We also need to pass in the tool definitions to the evaluator so it knows the possible tools available to the agent.

tool_definitions = ""

for current_tool in [download_pdf_tool, rag_tool, fetch_arxiv_tool]:
    tool_definitions += f"""
    {current_tool.metadata.name}: {current_tool.metadata.description}
    """

tool_definitions = tool_definitions.replace("{", "").replace("}", "")
trace_df["tool_definitions"] = tool_definitions
print(tool_definitions)

Now we're ready to run the evaluations. We'll use the llm_classify method to classify the tool calls as correct or incorrect.

rails = list(TOOL_CALLING_PROMPT_RAILS_MAP.values())

template = TOOL_CALLING_PROMPT_TEMPLATE.explanation_template[0].template.replace("{tool_definitions}", tool_definitions)
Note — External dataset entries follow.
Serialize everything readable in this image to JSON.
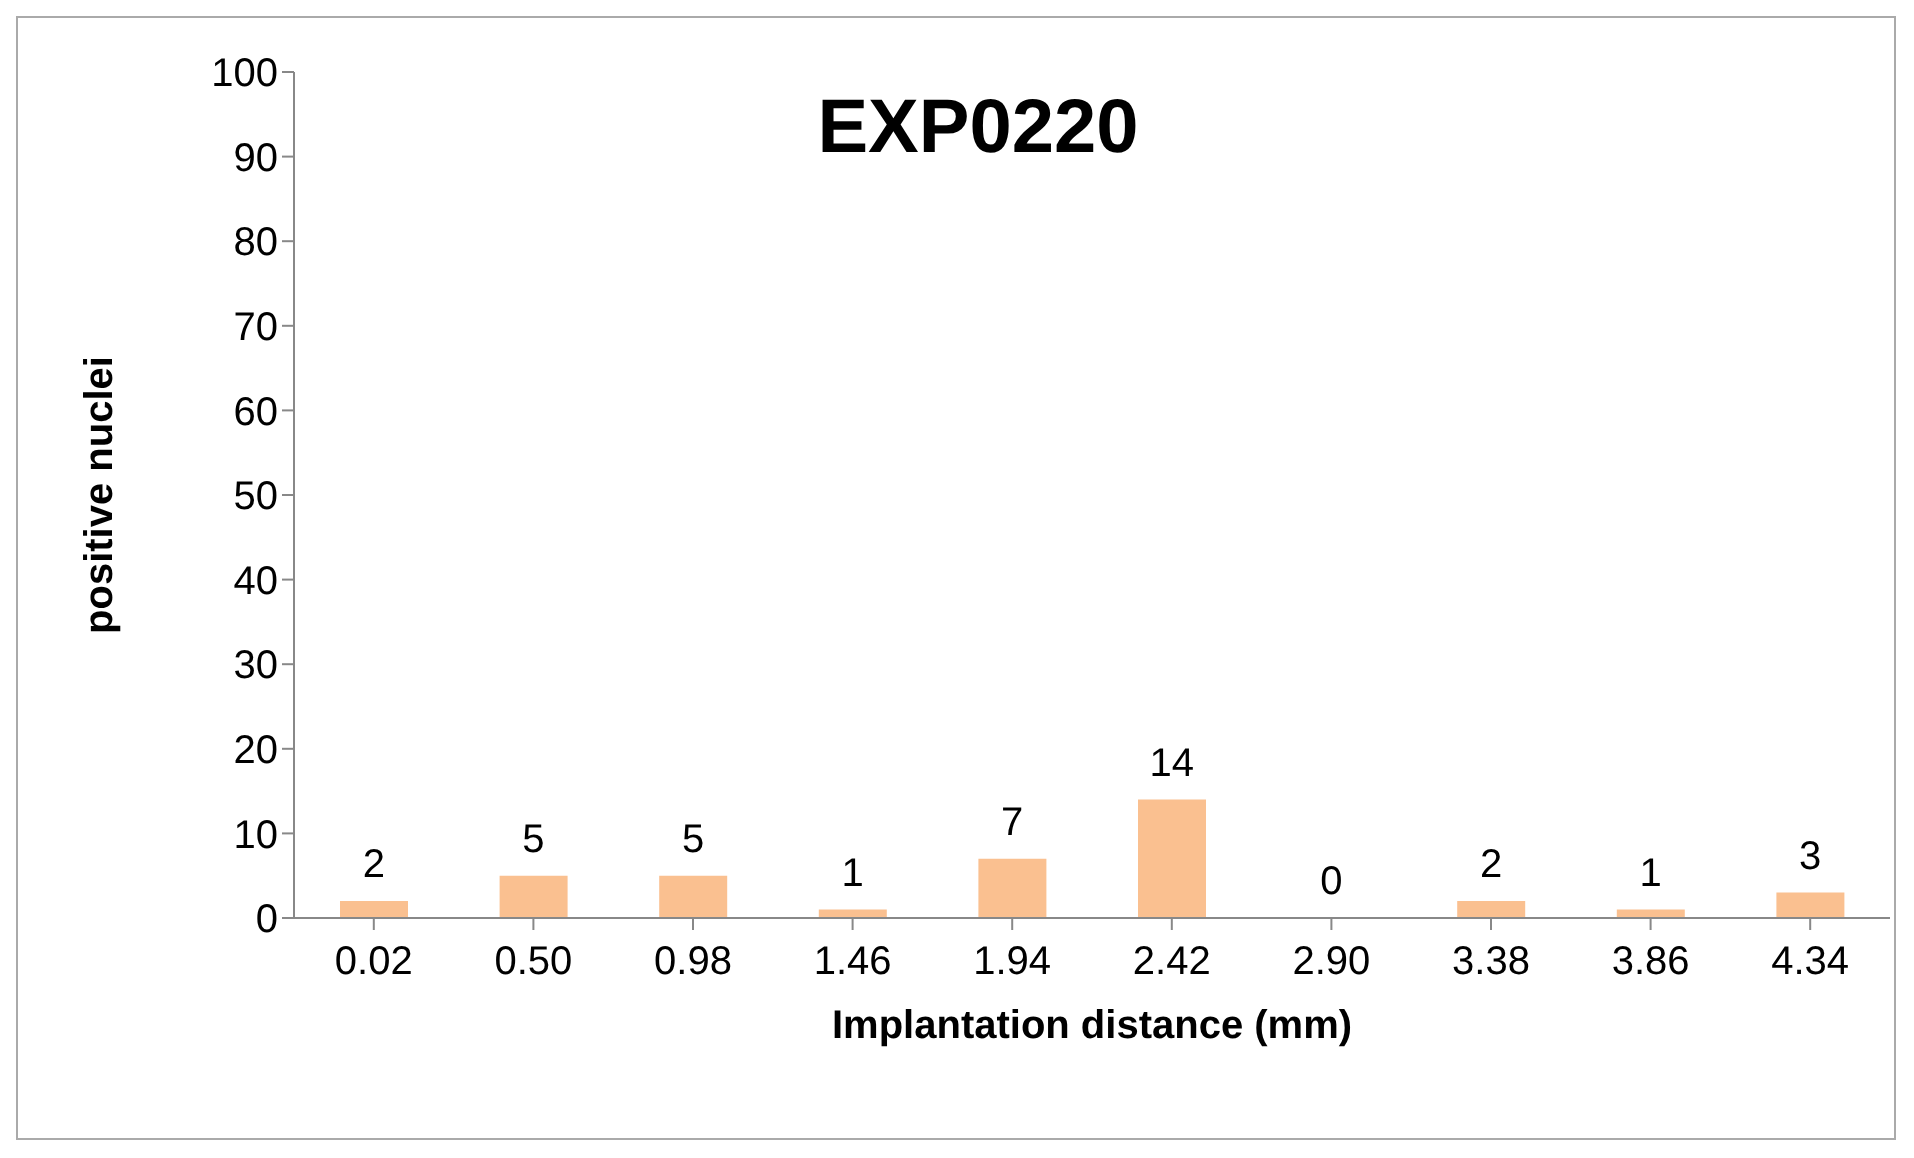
{
  "chart_data": {
    "type": "bar",
    "title": "EXP0220",
    "xlabel": "Implantation distance (mm)",
    "ylabel": "positive nuclei",
    "categories": [
      "0.02",
      "0.50",
      "0.98",
      "1.46",
      "1.94",
      "2.42",
      "2.90",
      "3.38",
      "3.86",
      "4.34"
    ],
    "values": [
      2,
      5,
      5,
      1,
      7,
      14,
      0,
      2,
      1,
      3
    ],
    "color": "#fac090",
    "ylim": [
      0,
      100
    ],
    "yticks": [
      0,
      10,
      20,
      30,
      40,
      50,
      60,
      70,
      80,
      90,
      100
    ],
    "grid": false,
    "data_labels": true
  }
}
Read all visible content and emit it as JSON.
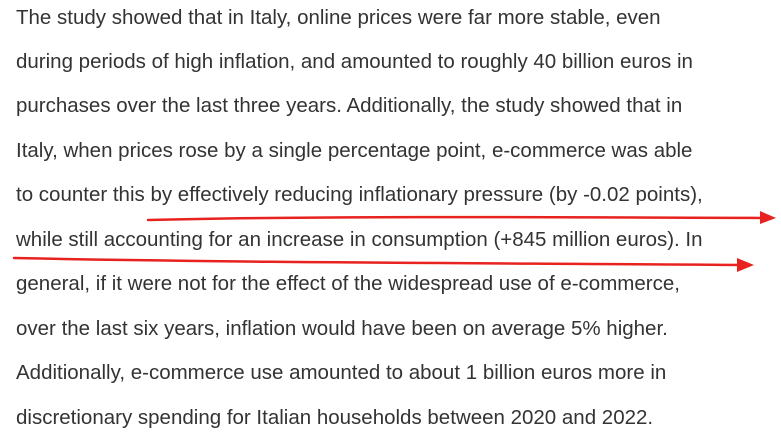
{
  "article": {
    "lines": [
      "The study showed that in Italy, online prices were far more stable, even",
      "during periods of high inflation, and amounted to roughly 40 billion euros in",
      "purchases over the last three years. Additionally, the study showed that in",
      "Italy, when prices rose by a single percentage point, e-commerce was able",
      "to counter this by effectively reducing inflationary pressure (by -0.02 points),",
      "while still accounting for an increase in consumption (+845 million euros). In",
      "general, if it were not for the effect of the widespread use of e-commerce,",
      "over the last six years, inflation would have been on average 5% higher.",
      "Additionally, e-commerce use amounted to about 1 billion euros more in",
      "discretionary spending for Italian households between 2020 and 2022."
    ]
  },
  "annotation": {
    "color": "#e8231f"
  }
}
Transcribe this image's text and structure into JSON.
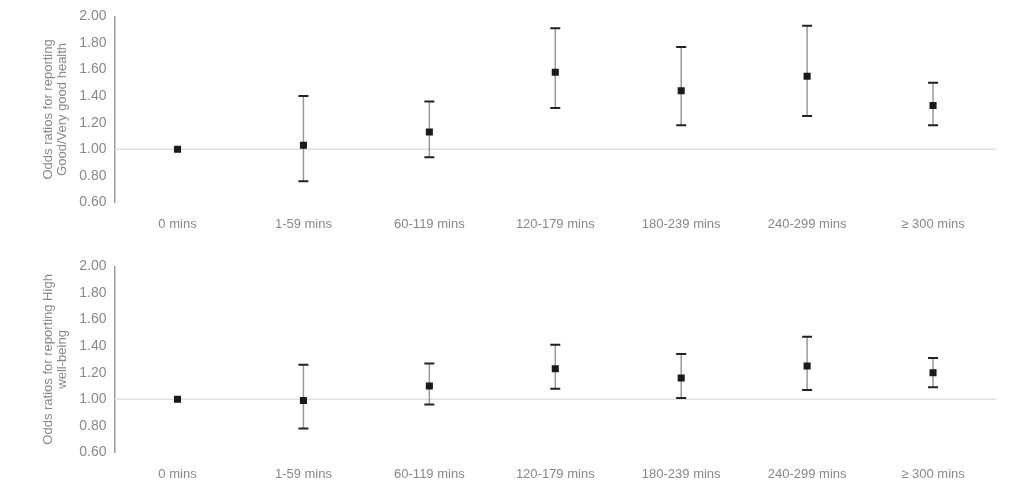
{
  "chart_data": [
    {
      "type": "scatter",
      "ylabel": "Odds ratios for reporting Good/Very good health",
      "categories": [
        "0 mins",
        "1-59 mins",
        "60-119 mins",
        "120-179 mins",
        "180-239 mins",
        "240-299 mins",
        "≥ 300 mins"
      ],
      "values": [
        1.0,
        1.03,
        1.13,
        1.58,
        1.44,
        1.55,
        1.33
      ],
      "errors": [
        null,
        [
          0.76,
          1.4
        ],
        [
          0.94,
          1.36
        ],
        [
          1.31,
          1.91
        ],
        [
          1.18,
          1.77
        ],
        [
          1.25,
          1.93
        ],
        [
          1.18,
          1.5
        ]
      ],
      "color": "#1a1a1a",
      "marker": "square",
      "ylim": [
        0.6,
        2.0
      ],
      "yticks": [
        {
          "value": 0.6,
          "label": "0.60"
        },
        {
          "value": 0.8,
          "label": "0.80"
        },
        {
          "value": 1.0,
          "label": "1.00"
        },
        {
          "value": 1.2,
          "label": "1.20"
        },
        {
          "value": 1.4,
          "label": "1.40"
        },
        {
          "value": 1.6,
          "label": "1.60"
        },
        {
          "value": 1.8,
          "label": "1.80"
        },
        {
          "value": 2.0,
          "label": "2.00"
        }
      ],
      "ref_lines": [
        {
          "axis": "y",
          "value": 1.0,
          "color": "#e0e0e0"
        }
      ],
      "grid": false,
      "legend": false
    },
    {
      "type": "scatter",
      "ylabel": "Odds ratios for reporting High well-being",
      "categories": [
        "0 mins",
        "1-59 mins",
        "60-119 mins",
        "120-179 mins",
        "180-239 mins",
        "240-299 mins",
        "≥ 300 mins"
      ],
      "values": [
        1.0,
        0.99,
        1.1,
        1.23,
        1.16,
        1.25,
        1.2
      ],
      "errors": [
        null,
        [
          0.78,
          1.26
        ],
        [
          0.96,
          1.27
        ],
        [
          1.08,
          1.41
        ],
        [
          1.01,
          1.34
        ],
        [
          1.07,
          1.47
        ],
        [
          1.09,
          1.31
        ]
      ],
      "color": "#1a1a1a",
      "marker": "square",
      "ylim": [
        0.6,
        2.0
      ],
      "yticks": [
        {
          "value": 0.6,
          "label": "0.60"
        },
        {
          "value": 0.8,
          "label": "0.80"
        },
        {
          "value": 1.0,
          "label": "1.00"
        },
        {
          "value": 1.2,
          "label": "1.20"
        },
        {
          "value": 1.4,
          "label": "1.40"
        },
        {
          "value": 1.6,
          "label": "1.60"
        },
        {
          "value": 1.8,
          "label": "1.80"
        },
        {
          "value": 2.0,
          "label": "2.00"
        }
      ],
      "ref_lines": [
        {
          "axis": "y",
          "value": 1.0,
          "color": "#e0e0e0"
        }
      ],
      "grid": false,
      "legend": false
    }
  ]
}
function_calling_evals = llm_classify(
    dataframe=trace_df,
    template=TOOL_CALLING_PROMPT_TEMPLATE,
    model=eval_model,
    rails=rails,
    concurrency=5,
    provide_explanation=True,
)
function_calling_evals["score"] = function_calling_evals.apply(
    lambda x: 1 if x["label"] == "correct" else 0, axis=1
)

And finally, we can log the evaluations to Phoenix to view them alongside the trace data.

px.Client().log_evaluations(
    SpanEvaluations(dataframe=function_calling_evals, eval_name="Function Calling Accuracy"),
)

Congratulations! You've now built an LLM agent with LlamaIndex and added evaluated it's performance using Phoenix.